38 The authorities dealing with statutory payments by third parties were reviewed in Manser v Spry (1994) 181 CLR 428 and Harris v Commercial Minerals Ltd (1996) 186 CLR 1. In the former the Court, in its joint judgment at 434-5, quoted the following from the joint judgment in Haines v Bendall (1991) 172 CLR 60, 63:
"The settled principle governing the assessment of compensatory damages … is that the injured party should receive … a sum which, so far as money can do, will put that party in the same position as he or she would have been in if the contract had been performed or the tort had not been committed … Compensation is the cardinal concept … which must control all else … Cognate with this concept is the rule … that a plaintiff cannot recover more than he or she has lost."
39 At 436-7 the Court in the later said:
"To ascertain whether a statutory benefit possesses the 'distinguishing characteristic' that it is to be enjoyed independently of, and cumulatively upon, the right to damages, the court must endeavour to discover the intention of the legislature.
There are three possible indicia of a relevant legislative intention: the financial source of the benefit, the presence of a provision which requires a repayment … out of the damages … and the nature of the benefit. If a scheme for provision of a benefit be funded by contributions made by employers and employee-beneficiaries as a kind of insurance against misfortune, the principle in Bradburn v Great Western Railway Co indicates that the benefit is to be enjoyed … without reduction of the damages … If statute provides that a particular benefit is to be repaid out of damages, there is a clear indication that that benefit is not to go in reduction of the tortfeasor's liability …
Finally, if all indicia of intent fail, the 'settled principle governing the assessment of compensatory damages' which the majority stated in Haines v Bendall must be applied."

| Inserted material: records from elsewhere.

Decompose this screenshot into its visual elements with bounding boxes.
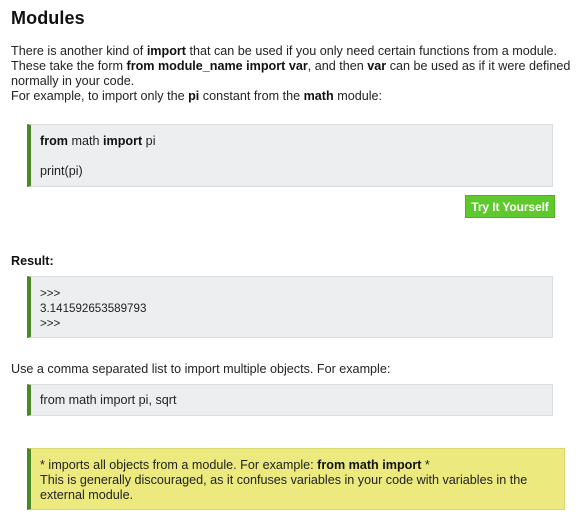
- code-keyword: from: [40, 134, 68, 148]
- intro-keyword: import: [146, 44, 186, 58]
- note-text: This is generally discouraged, as it con…: [40, 473, 528, 502]
- code-line: from math import pi: [40, 134, 156, 148]
- multi-import-text: Use a comma separated list to import mul…: [11, 362, 391, 376]
- intro-text: There is another kind of: [11, 44, 147, 58]
- code-text: pi: [142, 134, 156, 148]
- intro-text: constant from the: [199, 89, 304, 103]
- code-line: print(pi): [40, 164, 83, 178]
- output-lines: >>> 3.141592653589793 >>>: [40, 286, 146, 331]
- intro-keyword: pi: [188, 89, 200, 103]
- intro-text: that can be used if you only need certai…: [186, 44, 558, 58]
- note-box: * imports all objects from a module. For…: [27, 448, 565, 510]
- try-it-yourself-button[interactable]: Try It Yourself: [465, 195, 555, 218]
- result-output-block: >>> 3.141592653589793 >>>: [27, 276, 553, 338]
- intro-paragraph: There is another kind of import that can…: [11, 44, 571, 104]
- intro-keyword: math: [303, 89, 334, 103]
- note-code: from math import: [317, 458, 422, 472]
- note-text: *: [421, 458, 430, 472]
- output-line: 3.141592653589793: [40, 302, 147, 315]
- page-title: Modules: [11, 8, 85, 28]
- intro-text: For example, to import only the: [11, 89, 189, 103]
- note-content: * imports all objects from a module. For…: [40, 458, 550, 503]
- code-text: math: [68, 134, 103, 148]
- intro-text: module:: [333, 89, 383, 103]
- intro-keyword: var: [367, 59, 387, 73]
- output-line: >>>: [40, 317, 61, 330]
- output-line: >>>: [40, 287, 61, 300]
- code-example-block[interactable]: from math import pi print(pi): [27, 124, 553, 187]
- multi-import-code-block[interactable]: from math import pi, sqrt: [27, 384, 553, 416]
- intro-keyword: from module_name import var: [126, 59, 308, 73]
- intro-text: , and then: [307, 59, 368, 73]
- code-keyword: import: [103, 134, 143, 148]
- code-line: from math import pi, sqrt: [40, 393, 177, 407]
- result-label: Result:: [11, 254, 54, 268]
- intro-text: These take the form: [11, 59, 127, 73]
- note-text: * imports all objects from a module. For…: [40, 458, 318, 472]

40 The benefits obtained by the appellant from its parent had no statutory basis and were voluntary. However the established exceptions for insurance receipts and voluntary payments motivated by benevolence have one or both of these characteristics. It seems that, outside the established exceptions, which in Australia include that established by Griffiths v Kerkemeyer and confirmed in Kars v Kars (1996) 187 CLR 354, and benefits provided by statute, this Court should apply the settled principle stated in Haines v Bendall [38].